Corbyn et la tyrannie du politiquement correct

 

Gilad Atzmon – Unz Review – 30.10.2020

Traduction : Les Grosses Orchades

 

 

 

 

Le cinéaste libéral Michael Moore, qui en 2016 avait prédit la victoire électorale de Trump, apporte cette fois encore un bémol à la célébration prématurée de la victoire de Biden

 

Hier, cinq jours tout juste avant l’élection, Moore a tiré la sonnette d’alarme, en affirmant avec force que les sondages qui donnent à Biden une confortable avance sur Trump, ne correspondent pas à la réalité.
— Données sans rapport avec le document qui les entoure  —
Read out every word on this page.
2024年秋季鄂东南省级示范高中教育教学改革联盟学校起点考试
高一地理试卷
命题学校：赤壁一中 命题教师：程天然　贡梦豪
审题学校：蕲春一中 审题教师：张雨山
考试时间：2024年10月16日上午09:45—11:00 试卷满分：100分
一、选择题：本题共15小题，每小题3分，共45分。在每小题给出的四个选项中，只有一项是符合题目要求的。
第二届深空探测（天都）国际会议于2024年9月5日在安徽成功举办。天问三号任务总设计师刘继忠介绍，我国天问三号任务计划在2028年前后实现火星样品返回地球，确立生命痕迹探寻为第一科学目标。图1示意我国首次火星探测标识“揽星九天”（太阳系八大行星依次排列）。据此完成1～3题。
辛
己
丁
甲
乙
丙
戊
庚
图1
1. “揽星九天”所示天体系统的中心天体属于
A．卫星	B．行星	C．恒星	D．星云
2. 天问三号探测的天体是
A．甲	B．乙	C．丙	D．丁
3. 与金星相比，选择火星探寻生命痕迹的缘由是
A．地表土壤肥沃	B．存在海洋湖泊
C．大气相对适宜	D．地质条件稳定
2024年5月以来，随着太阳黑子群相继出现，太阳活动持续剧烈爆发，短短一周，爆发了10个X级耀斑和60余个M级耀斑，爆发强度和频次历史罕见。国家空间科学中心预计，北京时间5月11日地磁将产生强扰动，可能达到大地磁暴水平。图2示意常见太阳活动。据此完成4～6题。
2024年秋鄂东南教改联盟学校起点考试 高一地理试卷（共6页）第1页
Dans une récente interview télévisée, Moore a dit :

 

« Le vote en faveur de Trump est toujours sous-évalué par les instituts de sondage. Quand ils vont interroger les gens qui votent pour Trump, les gens qui votent pour Trump se méfient d’eux et se disent que c’est le Deep State qui vient les trouver pour essayer de savoir pour qui ils vont voter .»

 

Moore est catastrophé à l’idée que Trump puisse résider encore quatre ans à la même adresse, mais cela n’affecte pas l’acuité de son jugement. Dans ce monde si particulier, beaucoup d’Américains répugnent à admettre ouvertement leur soutien au président sortant. Ce phénomène n’est pas spécifiquement américain. Beaucoup de Britanniques n’admettraient jamais qu’ils ont voté pour le Brexit, mais revoteraient probablement pour le Brexit. De nombreux Britanniques n’admettraient jamais soutenir les Tories, mais quand ils sont allés voter, ils ont infligé au Labour le coup le plus dur de toute son histoire électorale. La même chose s’est produite aux récentes élections israéliennes : Netanyahou a obtenu un bien meilleur score le jour de l’élection que ne lui en avaient prédit les sondages. L’explication donnée en Israël a été que ceux qui votent pour lui ne disent pas la vérité aux sondeurs.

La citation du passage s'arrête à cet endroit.